Biologist at Work
Parasitologist - (Biologist by training)
Just like us, the monarch butterfly sometimes gets sick thanks to a nasty parasite. But Biologist Jaap de Roode noticed something interesting about the butterflies he was studying — infected female butterflies would choose to lay their eggs on a specific kind of plant that helped their offspring avoid getting sick. How do they know to choose this plant? Think of it as "the other butterfly effect" — which could teach us to find new medicines for the treatment of human disease
Ecologist - (Biologist by training)
Deborah Gordon studies ant colonies in the Arizona desert to understand their complex social system. She asks: How do these chitinous creatures get down to business -- and even multitask when they need to -- with no language, memory or visible leadership? Her answers could lead to a better understanding of all complex systems, from the brain to the Web. Thanks, ants.
Bio-medical Animator - (Biologist by training)
We have no ways to directly observe molecules and what they do -- but Drew Berry wants to change that. He demos his scientifically accurate (and entertaining!) animations that help researchers see unseeable processes within our own cells
If you have an inquisitive mind with an interest in using live organisms to help solve society's problems, then a career as a biotechnologist could be for you .
Biotechnologists use biological organisms to develop or make products designed to improve health, food and the world around us.
They study the genetic, chemical and physical attributes of cells, tissues and organisms and identify practical uses for this knowledge to aid medical, pharmaceutical, agricultural, or environmental advancement to essentially improve the quality of human life.
The work involves manipulating living organisms or their components to design or enhance vaccines, medicines, energy efficiency or food productivity.
Biotechnologists use many different scientific disciplines to improve processes for a range of different industries including pharmaceuticals, health care, biofuels, agriculture, conservation, animal husbandry and food production.

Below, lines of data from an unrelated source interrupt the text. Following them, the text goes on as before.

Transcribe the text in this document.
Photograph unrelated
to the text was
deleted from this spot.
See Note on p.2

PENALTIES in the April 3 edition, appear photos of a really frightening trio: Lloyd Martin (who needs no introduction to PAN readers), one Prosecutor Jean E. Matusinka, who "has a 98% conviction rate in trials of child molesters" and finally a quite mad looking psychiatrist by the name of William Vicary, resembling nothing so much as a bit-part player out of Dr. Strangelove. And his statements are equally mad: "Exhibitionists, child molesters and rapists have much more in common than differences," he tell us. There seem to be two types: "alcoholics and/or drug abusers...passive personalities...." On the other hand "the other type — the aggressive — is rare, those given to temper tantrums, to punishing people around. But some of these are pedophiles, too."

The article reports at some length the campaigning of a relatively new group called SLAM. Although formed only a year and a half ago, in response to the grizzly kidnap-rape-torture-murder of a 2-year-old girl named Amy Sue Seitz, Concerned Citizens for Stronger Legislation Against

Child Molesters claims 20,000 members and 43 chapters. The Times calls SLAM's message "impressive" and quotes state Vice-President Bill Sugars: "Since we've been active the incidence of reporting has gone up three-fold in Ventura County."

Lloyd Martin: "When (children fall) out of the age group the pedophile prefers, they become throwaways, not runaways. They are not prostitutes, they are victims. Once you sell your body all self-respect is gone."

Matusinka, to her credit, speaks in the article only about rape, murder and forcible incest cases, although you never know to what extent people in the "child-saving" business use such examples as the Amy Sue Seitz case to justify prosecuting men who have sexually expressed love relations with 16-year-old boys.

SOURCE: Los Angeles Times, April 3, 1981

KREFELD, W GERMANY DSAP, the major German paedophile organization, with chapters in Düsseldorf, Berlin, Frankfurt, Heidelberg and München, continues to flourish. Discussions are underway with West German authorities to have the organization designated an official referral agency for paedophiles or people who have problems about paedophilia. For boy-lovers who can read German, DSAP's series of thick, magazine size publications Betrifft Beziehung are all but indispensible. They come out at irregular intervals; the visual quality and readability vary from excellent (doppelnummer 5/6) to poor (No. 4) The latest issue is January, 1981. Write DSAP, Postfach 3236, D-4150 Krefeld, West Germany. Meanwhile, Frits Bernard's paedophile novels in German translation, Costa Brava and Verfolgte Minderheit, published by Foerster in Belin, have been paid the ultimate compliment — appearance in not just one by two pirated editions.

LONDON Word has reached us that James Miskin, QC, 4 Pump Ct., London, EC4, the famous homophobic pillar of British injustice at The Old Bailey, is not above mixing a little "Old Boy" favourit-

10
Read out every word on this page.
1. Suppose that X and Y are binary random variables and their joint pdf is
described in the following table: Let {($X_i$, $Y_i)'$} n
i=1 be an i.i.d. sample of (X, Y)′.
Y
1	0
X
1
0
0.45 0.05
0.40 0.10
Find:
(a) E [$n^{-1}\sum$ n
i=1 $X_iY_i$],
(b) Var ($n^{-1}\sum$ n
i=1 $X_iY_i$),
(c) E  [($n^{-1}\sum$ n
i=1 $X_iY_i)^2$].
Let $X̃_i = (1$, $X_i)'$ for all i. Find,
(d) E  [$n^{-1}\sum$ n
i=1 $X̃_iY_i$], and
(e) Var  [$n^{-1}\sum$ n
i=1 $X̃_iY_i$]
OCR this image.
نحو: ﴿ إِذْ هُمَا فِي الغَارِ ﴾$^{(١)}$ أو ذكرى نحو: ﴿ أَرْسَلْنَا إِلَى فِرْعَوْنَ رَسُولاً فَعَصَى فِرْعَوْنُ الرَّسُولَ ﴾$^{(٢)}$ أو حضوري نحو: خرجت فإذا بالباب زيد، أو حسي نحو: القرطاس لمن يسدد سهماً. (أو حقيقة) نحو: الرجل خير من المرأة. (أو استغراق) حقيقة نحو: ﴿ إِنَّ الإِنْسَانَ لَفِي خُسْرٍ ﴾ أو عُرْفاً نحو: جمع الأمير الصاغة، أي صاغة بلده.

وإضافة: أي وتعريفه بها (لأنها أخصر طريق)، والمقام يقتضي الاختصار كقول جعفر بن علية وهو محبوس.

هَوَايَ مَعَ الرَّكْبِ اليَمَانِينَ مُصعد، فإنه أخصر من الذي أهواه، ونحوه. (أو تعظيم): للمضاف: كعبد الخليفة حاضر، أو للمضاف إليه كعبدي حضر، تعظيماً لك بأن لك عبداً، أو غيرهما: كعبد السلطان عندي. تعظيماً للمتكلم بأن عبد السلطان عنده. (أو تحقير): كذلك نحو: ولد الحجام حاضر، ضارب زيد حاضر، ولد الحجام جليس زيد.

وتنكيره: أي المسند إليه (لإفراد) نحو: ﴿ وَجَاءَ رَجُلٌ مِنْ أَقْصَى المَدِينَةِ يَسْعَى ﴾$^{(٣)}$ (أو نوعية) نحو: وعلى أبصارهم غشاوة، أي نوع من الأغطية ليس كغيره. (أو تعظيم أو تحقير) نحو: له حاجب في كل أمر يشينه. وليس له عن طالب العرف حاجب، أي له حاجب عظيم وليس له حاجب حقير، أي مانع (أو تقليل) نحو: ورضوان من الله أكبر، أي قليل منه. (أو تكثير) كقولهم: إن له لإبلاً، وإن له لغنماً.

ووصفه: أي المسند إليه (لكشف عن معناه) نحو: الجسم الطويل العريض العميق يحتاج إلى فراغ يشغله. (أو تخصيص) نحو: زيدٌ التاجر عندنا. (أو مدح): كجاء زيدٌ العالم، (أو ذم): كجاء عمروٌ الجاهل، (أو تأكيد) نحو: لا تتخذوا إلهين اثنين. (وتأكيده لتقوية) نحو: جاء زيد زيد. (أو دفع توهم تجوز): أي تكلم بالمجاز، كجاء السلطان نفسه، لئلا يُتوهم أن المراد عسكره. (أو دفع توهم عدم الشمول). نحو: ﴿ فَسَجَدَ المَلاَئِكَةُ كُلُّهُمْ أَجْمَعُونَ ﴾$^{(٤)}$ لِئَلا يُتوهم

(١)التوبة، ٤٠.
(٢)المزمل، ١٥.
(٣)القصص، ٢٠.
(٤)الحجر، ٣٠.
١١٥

Types of biotechnology include:
- For Human and Environmental Health - detecting and controlling pollution and contamination in the environment, industrial waste, and agricultural chemicals, creating renewable energy and designing biodegradable materials to reduce humanity's ecological footprint. Using live organisms or biomolecular processes to develop and improve treatments, identify inherited diseases, cure certain disorders, and even lead to organ regeneration
- industrial - using cloning and enzyme production to preserve and enhance the taste in food and drink, and developing enzymes to remove stains from clothing at lower washing temperatures
- For food - agricultural biotechnology - improving animal feed and genetically modifying crops to increase pest resistance and productivity. Marine and aquatic biotechnology - increasing the yields of farmed fish and designing disease-resistant strains of oysters and vaccines against certain viruses that can infect fish
- For Energy - biofuels - using organic compounds to reduce the cost of bio-refining reagents and put biofuels on equal footing with fossil fuels, and creating chemicals from renewable biomass to reduce greenhouse gas emissions.
Modellor - A Translator from Biology to Mathematics
Irina Kareva translates biology into mathematics and vice versa. She writes mathematical models that describe the dynamics of cancer, with the goal of developing new drugs that target tumors. "The power and beauty of mathematical modeling lies in the fact that it makes you formalize, in a very rigorous way, what we think we know," Kareva says. "It can help guide us to where we should keep looking, and where there may be a dead end." It all comes down to asking the right question and translating it to the right equation, and back. Dr. Irina Kareva studies cancer as an evolving ecosystem, bringing in insights from various disciplines -- from evolutionary biology to paleontology to ergodic theory -- to understand how we can manage, if not cure, cancer like a chronic disease.
Ichthyologist (Zoologist) - Evolutionary Biologist
Did humans evolve from monkeys or from fish? In this enlightening talk, ichthyologist Prosanta Chakrabarty dispels some hardwired myths about evolution, encouraging us to remember that we're a small part of a complex, four-billion-year process -- and not the end of the line. "We're not the goal of evolution," Chakrabarty says. "Think of us all as young leaves on this ancient and gigantic tree of life -- connected by invisible branches not just to each other, but to our extinct relatives and our evolutionary ancestors."